An interviewer asked the well-known author and University of Georgia professor of psychology W. Keith Campbell how best to avoid narcissism. He said:
Practice caring and compassion for others. Do things you are passionate about rather than make you look good, and take responsibility for your actions. Basically, practices that minimize the ego and increase connection with the world.
Fascinating advice, isn’t it? You’ll find very similar advice in the Baha’i teachings:
Without cooperation and reciprocal attitude the individual member of human society remains self-centered, uninspired by altruistic purposes, limited and solitary in development like the animal and plant organisms of the lower kingdoms. – Abdu’l-Baha, The Promulgation of Universal Peace, p. 338.
Let us put aside all thoughts of self; let us close our eyes to all on earth, let us neither make known our sufferings nor complain of our wrongs. Rather let us become oblivious of our own selves, and drinking down the wine of heavenly grace, let us cry out our joy, and lose ourselves in the beauty of the All-Glorious. – Abdu’l-Baha, Selections from the Writings of Abdu’l-Baha, p. 236.
In fact, Abdu’l-Baha—known around the world for his own loving, compassionate nature—suggested six specific steps for overcoming the ego and building a more unified world:
- To show compassion and goodwill to all mankind.
- To render service to humanity.
- To endeavour to guide and enlighten those in darkness.
- To be kind to everyone, and show forth affection to every living soul.
- To be humble in your attitude towards God, to be constant in prayer to Him, so as to grow daily nearer to God.
- To be so faithful and sincere in all your actions that every member may be known as embodying the qualities of honesty, love, faith, kindness, generosity, and courage. – Abdu’l-Baha, Paris Talks, p. 73.

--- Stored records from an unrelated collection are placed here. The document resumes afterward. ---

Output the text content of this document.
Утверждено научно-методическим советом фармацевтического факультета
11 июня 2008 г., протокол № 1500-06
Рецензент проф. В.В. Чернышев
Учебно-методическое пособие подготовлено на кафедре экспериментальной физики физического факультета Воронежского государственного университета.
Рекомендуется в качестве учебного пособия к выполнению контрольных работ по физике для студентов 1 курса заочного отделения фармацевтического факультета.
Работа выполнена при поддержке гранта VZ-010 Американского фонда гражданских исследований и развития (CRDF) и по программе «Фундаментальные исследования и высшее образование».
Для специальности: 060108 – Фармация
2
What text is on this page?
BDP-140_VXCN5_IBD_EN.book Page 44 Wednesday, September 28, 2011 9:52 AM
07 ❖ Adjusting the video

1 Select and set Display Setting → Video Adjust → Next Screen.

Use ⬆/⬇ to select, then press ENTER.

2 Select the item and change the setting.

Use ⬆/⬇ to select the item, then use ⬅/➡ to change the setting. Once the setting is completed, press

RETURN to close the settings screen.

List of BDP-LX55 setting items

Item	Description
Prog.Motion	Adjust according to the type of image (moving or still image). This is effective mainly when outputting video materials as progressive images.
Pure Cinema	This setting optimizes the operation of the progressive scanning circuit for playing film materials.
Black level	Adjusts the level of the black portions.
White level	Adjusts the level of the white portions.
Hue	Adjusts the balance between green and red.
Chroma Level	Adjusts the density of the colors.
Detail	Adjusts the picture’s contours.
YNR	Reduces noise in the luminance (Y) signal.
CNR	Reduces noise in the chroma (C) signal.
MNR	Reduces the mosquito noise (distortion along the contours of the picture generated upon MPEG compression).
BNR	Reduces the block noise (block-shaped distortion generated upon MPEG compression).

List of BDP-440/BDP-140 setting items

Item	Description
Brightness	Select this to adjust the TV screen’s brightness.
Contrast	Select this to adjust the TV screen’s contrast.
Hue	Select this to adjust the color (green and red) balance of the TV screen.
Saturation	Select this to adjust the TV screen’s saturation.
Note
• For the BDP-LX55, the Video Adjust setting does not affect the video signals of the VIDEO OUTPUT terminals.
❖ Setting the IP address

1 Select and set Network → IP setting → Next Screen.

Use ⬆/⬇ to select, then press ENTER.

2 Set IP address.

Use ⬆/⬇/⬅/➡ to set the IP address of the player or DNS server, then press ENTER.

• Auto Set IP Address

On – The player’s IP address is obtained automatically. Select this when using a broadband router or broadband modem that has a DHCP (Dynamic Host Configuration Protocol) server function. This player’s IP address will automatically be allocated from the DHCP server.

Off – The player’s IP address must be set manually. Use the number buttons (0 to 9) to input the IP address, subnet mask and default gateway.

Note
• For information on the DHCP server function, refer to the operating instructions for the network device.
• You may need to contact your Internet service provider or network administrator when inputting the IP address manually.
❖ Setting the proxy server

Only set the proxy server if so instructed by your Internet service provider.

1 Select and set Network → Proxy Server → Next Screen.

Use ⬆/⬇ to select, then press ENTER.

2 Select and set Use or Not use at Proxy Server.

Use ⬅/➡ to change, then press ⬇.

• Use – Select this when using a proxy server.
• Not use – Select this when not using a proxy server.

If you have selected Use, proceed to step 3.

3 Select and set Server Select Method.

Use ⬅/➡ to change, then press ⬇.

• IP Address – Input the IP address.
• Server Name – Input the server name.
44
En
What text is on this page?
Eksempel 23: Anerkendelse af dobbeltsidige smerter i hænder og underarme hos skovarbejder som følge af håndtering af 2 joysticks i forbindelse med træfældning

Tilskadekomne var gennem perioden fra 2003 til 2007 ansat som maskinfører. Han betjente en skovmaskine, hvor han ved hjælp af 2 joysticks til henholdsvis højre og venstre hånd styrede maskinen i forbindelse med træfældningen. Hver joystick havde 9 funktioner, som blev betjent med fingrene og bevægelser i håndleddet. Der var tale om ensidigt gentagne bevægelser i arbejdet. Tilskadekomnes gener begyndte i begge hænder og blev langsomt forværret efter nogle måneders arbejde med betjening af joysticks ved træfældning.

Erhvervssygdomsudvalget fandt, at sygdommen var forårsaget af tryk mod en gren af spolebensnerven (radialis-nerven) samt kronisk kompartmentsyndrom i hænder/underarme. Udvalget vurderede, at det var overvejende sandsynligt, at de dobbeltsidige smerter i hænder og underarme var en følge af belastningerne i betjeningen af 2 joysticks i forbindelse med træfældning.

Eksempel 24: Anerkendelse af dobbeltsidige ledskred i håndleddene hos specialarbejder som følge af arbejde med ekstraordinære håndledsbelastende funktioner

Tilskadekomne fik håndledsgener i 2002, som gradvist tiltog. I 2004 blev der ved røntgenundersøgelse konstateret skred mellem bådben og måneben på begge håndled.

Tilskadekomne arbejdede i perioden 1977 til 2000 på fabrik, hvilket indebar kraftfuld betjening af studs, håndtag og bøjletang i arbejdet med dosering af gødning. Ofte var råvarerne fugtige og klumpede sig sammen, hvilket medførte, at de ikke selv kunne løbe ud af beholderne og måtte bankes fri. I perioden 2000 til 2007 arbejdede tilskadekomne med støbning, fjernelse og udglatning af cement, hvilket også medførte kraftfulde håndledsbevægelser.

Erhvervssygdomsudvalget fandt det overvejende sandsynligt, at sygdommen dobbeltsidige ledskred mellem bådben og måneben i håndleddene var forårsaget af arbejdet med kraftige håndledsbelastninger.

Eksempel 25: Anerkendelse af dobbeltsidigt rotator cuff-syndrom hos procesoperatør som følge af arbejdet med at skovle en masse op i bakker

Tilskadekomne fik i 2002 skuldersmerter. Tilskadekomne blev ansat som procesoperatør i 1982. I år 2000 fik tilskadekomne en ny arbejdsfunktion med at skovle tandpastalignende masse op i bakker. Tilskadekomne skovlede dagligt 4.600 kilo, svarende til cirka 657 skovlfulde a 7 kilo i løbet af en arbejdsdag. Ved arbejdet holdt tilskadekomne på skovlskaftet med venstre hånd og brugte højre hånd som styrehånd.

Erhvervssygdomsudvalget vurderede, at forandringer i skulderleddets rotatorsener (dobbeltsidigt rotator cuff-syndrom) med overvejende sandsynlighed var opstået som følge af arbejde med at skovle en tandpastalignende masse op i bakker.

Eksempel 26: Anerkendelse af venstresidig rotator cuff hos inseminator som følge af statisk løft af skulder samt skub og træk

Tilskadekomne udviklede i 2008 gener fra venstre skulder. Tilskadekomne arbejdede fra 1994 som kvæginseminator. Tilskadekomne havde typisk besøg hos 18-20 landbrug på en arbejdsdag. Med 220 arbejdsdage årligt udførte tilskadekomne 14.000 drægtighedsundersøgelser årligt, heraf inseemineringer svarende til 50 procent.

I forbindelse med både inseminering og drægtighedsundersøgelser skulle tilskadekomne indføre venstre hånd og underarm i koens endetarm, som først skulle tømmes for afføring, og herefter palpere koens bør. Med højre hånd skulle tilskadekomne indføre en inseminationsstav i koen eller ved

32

These six steps embody the actual inner spiritual work all true religion asks us to undertake—to transcend the self; to go beyond our own narrow individual concerns; to expand our horizons of love and kindness; to endeavor with all our might to become less and less focused on the narcissistic and selfish aspects of life:
Just as the earth attracts everything to the centre of gravity and every object thrown upward into space will come down; so also material ideas and worldly thoughts attract man to the centre of self. Anger, passion, ignorance, prejudice, greed, envy, covetousness, jealousy and suspicion prevent man from ascending to the Realms of Holiness, imprisoning him in the claws of self and the jail of egotism. The physical man, unassisted by divine power, trying to escape from one of these invisible enemies, will fall unconsciously into the hands of another. No sooner does he attempt to soar upward than the density of the love of self, like the power of gravity, draws him to the earth. But the only power that is capable of delivering man from this captivity, is the power of the breaths of the Holy Spirit. – Abdu’l-Baha, Star of the West, Volume 6, pp. 126-127.
The negative qualities Abdu’l-Baha mentions here imprison us in the “claws of self and the jail of egotism.” Captive to those qualities, the “density of the love of self” prevents us from soaring into the spiritual realms of life. Only a powerful spiritual force can free us:
As long as man is a captive of habit, pursuing the dictates of self and desire, he is vanquished and defeated. This passionate personal ego takes the reins from his hands, crowds out the qualities of the divine ego and changes him into an animal, a creature unable to judge good from evil, or to distinguish light from darkness. He becomes blind to divine attributes, for this acquired individuality, the result of an evil routine of thought becomes the dominant note of his life.
May all of you be freed from these dangers and delivered from the world of desires that you may enter into the realm of light and become divine, radiant, merciful, Godlike. – Abdu’l-Baha, Divine Philosophy, p. 133.